The mastoid cells lie posteriorly and below this antrum, and should be exposed, when cleaning out their morbid contents, by removing the external mastoid wall. In this part of the operation the sigmoid groove should not be forgotten, as it may have been disintegrated by granulations which have extended into the fossa and separated the dura from the bone. When granulations have thus formed there is usually more or less thrombosis of the sigmoid sinus in addition to the localized pachymeningitis.
The instruments which may be employed during this work are a matter of choice. It can be done with the ordinary bone instruments of the general surgeon, which should, however, include gouges and curettes of small size as well as delicate chisels and mallet. A dental or surgical engine is advisable, which will serve admirably and for the desired purpose. Just what instrument should be used and how manipulated will depend upon the more or less pneumatic (i. e., cellular) character of the bone. Some mastoids are richly cellular. Pus or granulation tissue should be followed wherever it may lead.
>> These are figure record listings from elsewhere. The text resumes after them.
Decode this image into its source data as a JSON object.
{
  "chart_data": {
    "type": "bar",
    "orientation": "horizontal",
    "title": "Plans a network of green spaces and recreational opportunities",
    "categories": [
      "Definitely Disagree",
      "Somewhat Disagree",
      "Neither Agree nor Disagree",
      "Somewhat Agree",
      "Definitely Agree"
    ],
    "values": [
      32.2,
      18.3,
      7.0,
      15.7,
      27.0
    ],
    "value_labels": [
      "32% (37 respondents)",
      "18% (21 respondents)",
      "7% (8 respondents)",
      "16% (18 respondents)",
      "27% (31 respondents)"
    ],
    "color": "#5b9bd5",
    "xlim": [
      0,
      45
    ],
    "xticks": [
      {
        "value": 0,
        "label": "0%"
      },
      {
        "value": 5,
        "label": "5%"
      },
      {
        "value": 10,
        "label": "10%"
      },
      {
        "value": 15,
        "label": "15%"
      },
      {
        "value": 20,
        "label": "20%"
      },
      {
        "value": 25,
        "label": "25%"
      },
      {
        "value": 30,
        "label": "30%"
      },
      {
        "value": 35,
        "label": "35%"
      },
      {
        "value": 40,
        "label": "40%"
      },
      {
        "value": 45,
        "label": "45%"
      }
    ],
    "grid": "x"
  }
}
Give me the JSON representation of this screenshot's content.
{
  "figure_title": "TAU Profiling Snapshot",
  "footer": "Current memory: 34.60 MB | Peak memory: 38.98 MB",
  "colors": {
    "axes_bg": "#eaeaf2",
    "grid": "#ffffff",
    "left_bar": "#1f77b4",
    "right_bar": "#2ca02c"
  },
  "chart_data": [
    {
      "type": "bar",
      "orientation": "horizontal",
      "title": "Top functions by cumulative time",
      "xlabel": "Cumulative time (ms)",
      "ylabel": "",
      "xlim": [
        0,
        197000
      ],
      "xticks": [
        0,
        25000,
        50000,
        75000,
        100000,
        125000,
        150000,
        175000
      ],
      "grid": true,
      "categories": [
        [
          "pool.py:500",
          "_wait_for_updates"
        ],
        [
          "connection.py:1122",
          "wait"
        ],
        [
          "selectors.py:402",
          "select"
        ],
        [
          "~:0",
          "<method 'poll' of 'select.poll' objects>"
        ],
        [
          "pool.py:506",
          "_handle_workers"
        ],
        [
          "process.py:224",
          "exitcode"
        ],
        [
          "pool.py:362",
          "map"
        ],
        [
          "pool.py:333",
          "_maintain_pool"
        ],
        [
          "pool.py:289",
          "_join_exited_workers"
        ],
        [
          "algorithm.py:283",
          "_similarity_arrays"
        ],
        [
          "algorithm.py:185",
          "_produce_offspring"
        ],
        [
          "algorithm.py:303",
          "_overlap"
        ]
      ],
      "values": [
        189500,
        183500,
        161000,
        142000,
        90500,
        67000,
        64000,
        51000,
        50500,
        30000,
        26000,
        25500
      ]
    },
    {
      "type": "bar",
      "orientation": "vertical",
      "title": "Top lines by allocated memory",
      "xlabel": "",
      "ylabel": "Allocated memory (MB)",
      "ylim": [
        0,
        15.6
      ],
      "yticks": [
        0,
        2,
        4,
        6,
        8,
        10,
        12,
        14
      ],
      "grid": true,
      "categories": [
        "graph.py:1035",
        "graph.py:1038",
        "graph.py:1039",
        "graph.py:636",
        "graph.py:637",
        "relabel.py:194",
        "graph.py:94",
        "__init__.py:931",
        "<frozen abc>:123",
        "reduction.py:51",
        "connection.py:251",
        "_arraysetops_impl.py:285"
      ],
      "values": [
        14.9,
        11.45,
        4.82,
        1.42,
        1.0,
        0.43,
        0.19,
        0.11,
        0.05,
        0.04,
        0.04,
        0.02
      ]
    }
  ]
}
When both mastoid cells and tympanum participate in the morbid process, and are practically filled with pus, debris, or granulations, there may then be added to the operation those features which entitle it to be called tympanomastoid exenteration, as devised by Schwartze, Zaufal, Stacke, and others, and frequently described under their names. It is an extension of the measures already described, and results in converting the mastoid cells and antrum, the tympanic cavity, and the auditory canal into one common cavity. Not only is the bony barrier between the antrum and the tympanum removed, but the ossicles as well. This leaves a large cavity, which should be partially closed and lined by granulation and cicatricial tissue, epithelial lining being furnished so far as it may extend from the exterior.
The operation may be begun practically as already described, the incisions being more extensive and the auricle more freely detached, so as to be reflected forward. There need be no particular effort to save the periosteum over the area of the attack, although there is no objection to reflecting it with the softer tissues. Some operators prefer to detach the cartilaginous meatus and the ear from its osseous insertion and to shift them all farther forward. The antrum and the mastoid cells having been exposed, opened, and cleaned out, the surgeon next passes forward and upward to the external wall of the epitympanum, and the dividing barrier of bone between the tympanum and the mastoid. This cavity being uncovered, the incus, if present, may be lifted out of its position, or all of the ossicles removed in as gentle a manner as circumstances will permit. All the bony prominences and partitions between the tip of the mastoid and the anterior wall of the tympanum are then smoothed off with a curette, or surgical engine, while granulation tissue is followed in to any recesses which may be occupied by it, or along any of the cranial outlets which it may be seen to traverse. One gives the greatest care to avoidance of injury to the horizontal semicircular canal, to the aqueduct of Fallopius, or to inadvertent puncture of the sigmoid groove. The Fallopian aqueduct, or canal, lies in the ridge between the mastoid and the meatus, along the floor of the aditus, and it should be spared in the process of cutting away the bone.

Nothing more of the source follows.